The approach, developed by researchers at Massachusetts Institute of Technology with Army funding, could mitigate certain types of the random fluctuations, or noise, that are a longstanding barrier to quantum computing. These random fluctuations can eradicate the data stored in such devices.
The Army-funded research, published in Physical Review Letters , involves identifying the kinds of noise that are the most likely, rather than casting a broad net to try to catch all possible sources of disturbance.
"The team learned that we can reduce the overhead for certain types of error correction on small scale quantum systems", stated Dr. Sara Gamble, program manager for the Army Research Office, an element of U.S. Army Combat Capabilities Development Command's Army Research Laboratory (ARL). "This has the potential to enable increased capabilities in targeted quantum information science applications for the DOD."
The specific quantum system the research team is working with consists of carbon nuclei near a particular kind of defect in a diamond crystal called a nitrogen vacancy center. These defects behave like single, isolated electrons, and their presence enables the control of the nearby carbon nuclei.

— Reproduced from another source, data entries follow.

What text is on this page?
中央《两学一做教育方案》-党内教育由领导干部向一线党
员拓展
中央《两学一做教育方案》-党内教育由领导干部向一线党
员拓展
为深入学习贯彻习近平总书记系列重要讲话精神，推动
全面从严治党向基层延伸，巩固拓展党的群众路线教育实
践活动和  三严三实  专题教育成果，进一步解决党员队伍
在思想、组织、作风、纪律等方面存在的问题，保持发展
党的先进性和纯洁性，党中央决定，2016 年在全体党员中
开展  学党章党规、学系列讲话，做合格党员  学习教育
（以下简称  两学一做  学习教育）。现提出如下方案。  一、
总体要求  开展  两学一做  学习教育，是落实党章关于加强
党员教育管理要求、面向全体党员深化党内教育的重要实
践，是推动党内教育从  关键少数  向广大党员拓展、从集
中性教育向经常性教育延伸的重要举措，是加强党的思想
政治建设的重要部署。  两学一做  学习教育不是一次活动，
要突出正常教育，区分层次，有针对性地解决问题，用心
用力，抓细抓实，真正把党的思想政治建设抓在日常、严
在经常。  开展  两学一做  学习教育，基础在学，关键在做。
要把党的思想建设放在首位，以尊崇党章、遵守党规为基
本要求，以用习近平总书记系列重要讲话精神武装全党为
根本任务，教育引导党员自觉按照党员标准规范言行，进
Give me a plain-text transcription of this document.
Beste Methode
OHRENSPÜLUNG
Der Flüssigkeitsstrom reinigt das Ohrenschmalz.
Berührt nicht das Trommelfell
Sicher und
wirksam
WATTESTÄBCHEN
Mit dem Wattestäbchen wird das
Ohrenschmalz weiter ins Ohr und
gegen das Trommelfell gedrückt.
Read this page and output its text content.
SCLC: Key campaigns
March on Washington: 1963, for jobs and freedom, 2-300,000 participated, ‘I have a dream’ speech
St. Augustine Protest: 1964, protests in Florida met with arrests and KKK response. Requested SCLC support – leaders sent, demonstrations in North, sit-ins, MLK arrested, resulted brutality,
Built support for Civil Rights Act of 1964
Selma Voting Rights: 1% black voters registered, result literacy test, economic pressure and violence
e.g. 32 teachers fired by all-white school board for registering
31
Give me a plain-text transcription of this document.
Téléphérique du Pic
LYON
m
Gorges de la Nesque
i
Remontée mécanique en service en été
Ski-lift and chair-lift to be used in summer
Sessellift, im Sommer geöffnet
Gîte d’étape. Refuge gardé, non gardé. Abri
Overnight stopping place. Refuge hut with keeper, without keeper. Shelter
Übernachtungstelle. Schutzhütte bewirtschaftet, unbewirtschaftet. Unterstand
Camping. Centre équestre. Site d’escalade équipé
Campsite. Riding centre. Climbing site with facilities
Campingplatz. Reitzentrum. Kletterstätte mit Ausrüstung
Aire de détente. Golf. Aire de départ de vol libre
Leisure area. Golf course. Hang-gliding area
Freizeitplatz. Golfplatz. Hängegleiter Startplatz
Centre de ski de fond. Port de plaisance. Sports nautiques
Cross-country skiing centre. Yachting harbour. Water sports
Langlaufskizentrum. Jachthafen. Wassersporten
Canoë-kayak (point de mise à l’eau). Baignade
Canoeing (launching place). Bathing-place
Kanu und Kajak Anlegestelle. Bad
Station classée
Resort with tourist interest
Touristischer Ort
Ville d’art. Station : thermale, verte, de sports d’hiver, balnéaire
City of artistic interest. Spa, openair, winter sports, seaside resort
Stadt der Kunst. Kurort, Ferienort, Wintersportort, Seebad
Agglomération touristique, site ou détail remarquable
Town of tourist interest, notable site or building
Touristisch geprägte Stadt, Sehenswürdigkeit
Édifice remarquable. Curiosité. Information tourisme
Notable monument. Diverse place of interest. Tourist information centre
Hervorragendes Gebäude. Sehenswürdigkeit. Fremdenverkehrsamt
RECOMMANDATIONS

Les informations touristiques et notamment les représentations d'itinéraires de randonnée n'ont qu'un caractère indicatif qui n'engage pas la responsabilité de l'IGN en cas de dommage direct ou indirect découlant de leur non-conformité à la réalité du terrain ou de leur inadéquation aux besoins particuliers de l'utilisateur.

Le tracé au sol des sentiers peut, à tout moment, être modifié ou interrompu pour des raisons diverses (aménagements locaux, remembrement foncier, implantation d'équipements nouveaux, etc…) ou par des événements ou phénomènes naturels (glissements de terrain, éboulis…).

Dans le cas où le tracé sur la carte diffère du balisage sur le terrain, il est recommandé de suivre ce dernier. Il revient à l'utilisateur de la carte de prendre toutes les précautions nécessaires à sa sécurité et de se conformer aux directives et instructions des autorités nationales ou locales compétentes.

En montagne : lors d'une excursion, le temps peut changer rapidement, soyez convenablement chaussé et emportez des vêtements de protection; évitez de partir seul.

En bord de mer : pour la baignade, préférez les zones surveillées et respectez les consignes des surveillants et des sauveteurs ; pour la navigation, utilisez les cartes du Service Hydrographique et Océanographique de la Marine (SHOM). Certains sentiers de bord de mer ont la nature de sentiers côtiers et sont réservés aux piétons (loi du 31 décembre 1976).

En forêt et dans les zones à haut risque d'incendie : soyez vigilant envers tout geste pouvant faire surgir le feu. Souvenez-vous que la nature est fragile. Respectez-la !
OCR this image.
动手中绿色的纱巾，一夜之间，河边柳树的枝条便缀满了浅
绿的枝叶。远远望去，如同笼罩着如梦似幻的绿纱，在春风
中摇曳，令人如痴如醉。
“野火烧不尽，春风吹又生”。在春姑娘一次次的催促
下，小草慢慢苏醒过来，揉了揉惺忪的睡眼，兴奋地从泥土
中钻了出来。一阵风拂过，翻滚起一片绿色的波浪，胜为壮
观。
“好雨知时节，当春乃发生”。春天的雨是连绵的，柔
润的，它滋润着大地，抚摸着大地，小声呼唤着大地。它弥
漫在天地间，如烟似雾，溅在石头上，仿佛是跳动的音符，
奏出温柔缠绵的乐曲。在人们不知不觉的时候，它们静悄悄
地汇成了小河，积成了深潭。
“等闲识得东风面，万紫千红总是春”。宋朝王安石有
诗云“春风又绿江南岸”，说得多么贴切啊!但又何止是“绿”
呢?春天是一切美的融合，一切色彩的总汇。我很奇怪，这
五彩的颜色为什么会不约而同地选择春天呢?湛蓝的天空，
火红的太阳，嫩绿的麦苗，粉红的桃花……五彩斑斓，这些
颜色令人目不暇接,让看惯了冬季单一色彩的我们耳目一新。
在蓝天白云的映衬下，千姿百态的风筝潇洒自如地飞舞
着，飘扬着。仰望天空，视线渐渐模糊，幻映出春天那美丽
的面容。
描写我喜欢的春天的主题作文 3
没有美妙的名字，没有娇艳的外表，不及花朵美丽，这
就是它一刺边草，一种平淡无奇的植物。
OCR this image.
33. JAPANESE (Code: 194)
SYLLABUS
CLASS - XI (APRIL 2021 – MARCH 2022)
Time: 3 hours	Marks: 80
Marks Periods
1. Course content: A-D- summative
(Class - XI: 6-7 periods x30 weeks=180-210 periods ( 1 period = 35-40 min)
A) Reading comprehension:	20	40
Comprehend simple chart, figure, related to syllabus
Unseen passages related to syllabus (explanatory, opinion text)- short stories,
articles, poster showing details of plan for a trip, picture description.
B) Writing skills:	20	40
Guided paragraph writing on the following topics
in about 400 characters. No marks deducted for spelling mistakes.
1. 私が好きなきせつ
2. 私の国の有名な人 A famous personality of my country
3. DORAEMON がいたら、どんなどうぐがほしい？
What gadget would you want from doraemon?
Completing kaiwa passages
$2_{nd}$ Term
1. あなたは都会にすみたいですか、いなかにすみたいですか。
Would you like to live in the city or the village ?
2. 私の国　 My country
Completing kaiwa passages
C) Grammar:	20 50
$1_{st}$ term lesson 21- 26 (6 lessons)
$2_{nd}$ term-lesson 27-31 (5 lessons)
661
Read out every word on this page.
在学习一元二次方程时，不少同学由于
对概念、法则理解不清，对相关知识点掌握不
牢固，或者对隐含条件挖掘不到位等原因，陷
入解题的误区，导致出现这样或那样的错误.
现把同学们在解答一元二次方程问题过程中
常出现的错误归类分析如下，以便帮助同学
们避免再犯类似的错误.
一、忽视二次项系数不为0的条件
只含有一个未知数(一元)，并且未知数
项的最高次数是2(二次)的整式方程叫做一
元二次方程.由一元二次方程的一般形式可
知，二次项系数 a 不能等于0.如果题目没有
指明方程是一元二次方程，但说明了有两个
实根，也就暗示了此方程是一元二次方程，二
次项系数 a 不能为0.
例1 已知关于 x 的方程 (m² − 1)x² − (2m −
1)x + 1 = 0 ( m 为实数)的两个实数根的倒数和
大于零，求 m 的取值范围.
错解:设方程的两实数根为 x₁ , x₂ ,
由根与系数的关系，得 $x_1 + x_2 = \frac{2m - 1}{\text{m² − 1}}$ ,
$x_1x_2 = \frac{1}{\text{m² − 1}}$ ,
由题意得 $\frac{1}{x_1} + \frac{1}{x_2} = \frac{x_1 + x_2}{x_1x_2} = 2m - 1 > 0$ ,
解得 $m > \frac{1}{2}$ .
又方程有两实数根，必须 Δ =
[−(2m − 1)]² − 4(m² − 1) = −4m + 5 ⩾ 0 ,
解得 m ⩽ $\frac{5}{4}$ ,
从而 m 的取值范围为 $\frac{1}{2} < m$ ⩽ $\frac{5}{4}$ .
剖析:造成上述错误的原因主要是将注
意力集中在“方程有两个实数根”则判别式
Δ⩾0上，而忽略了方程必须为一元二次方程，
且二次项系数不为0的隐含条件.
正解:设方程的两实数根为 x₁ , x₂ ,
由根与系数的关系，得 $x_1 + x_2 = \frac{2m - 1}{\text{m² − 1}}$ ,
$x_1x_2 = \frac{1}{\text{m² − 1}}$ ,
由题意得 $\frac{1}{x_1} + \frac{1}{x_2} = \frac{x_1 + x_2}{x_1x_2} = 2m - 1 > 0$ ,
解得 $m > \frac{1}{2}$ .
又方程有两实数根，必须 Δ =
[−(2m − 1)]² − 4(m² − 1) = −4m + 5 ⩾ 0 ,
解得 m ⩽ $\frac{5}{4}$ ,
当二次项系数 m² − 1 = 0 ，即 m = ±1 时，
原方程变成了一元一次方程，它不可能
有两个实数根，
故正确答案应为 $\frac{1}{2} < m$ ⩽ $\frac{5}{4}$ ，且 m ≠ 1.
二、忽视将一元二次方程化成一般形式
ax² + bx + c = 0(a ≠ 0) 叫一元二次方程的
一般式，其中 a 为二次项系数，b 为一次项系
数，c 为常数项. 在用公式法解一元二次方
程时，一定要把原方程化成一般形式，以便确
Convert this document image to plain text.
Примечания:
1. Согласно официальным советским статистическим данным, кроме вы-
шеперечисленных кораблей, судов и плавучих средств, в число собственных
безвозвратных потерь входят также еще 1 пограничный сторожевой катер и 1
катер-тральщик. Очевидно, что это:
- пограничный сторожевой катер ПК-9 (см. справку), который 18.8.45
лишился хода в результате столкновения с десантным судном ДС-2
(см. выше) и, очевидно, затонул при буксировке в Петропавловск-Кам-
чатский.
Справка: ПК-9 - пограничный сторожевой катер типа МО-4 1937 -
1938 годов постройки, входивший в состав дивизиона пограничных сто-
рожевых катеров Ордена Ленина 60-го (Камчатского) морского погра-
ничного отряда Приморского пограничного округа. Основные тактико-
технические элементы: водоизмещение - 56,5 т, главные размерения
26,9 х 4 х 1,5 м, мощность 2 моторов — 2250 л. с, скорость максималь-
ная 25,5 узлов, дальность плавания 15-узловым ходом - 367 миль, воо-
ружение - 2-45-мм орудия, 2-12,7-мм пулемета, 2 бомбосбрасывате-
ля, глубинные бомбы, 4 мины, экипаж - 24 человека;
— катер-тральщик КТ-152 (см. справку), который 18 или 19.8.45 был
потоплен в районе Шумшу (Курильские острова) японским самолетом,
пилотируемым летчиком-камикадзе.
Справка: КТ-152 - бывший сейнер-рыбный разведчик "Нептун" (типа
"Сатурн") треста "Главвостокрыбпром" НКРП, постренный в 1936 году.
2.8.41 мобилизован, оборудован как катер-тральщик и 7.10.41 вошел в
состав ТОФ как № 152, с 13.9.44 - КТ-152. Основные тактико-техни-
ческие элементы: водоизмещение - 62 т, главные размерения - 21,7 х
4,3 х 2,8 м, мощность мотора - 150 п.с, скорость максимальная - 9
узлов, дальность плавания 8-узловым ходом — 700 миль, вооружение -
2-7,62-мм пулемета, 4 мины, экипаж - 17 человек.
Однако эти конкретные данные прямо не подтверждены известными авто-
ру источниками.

But the team found that the overwhelming majority of the noise affecting these nuclei came from one single source: random fluctuations in the nearby defects themselves. This noise source can be accurately modeled, and suppressing its effects could have a major impact, as other sources of noise are relatively insignificant.
The team determined that the noise comes from one central defect, or one central electron that has a tendency to hop around at random. It jitters. That jitter, in turn, is felt by all those nearby nuclei, in a predictable way that can be corrected. The ability to apply this targeted correction in a successful way is the central breakthrough of this research.
The work so far is theoretical, but the team is actively working on a lab demonstration of this principle in action.
If the demonstration works as expected, this research could make up an important component of near and far term future quantum-based technologies of various kinds, including quantum computers and sensors.
ARL is pursuing research in silicon vacancy quantum systems which share similarities with the nitrogen vacancy centre quantum systems considered by the MIT team. While silicon vacancy and nitrogen vacancy centres have different optical properties and many basic research questions are open regarding which type(s) of application each may be ultimately best suited for, the error correction approach developed here has potential to impact both types of systems and as a result accelerate progress at the lab.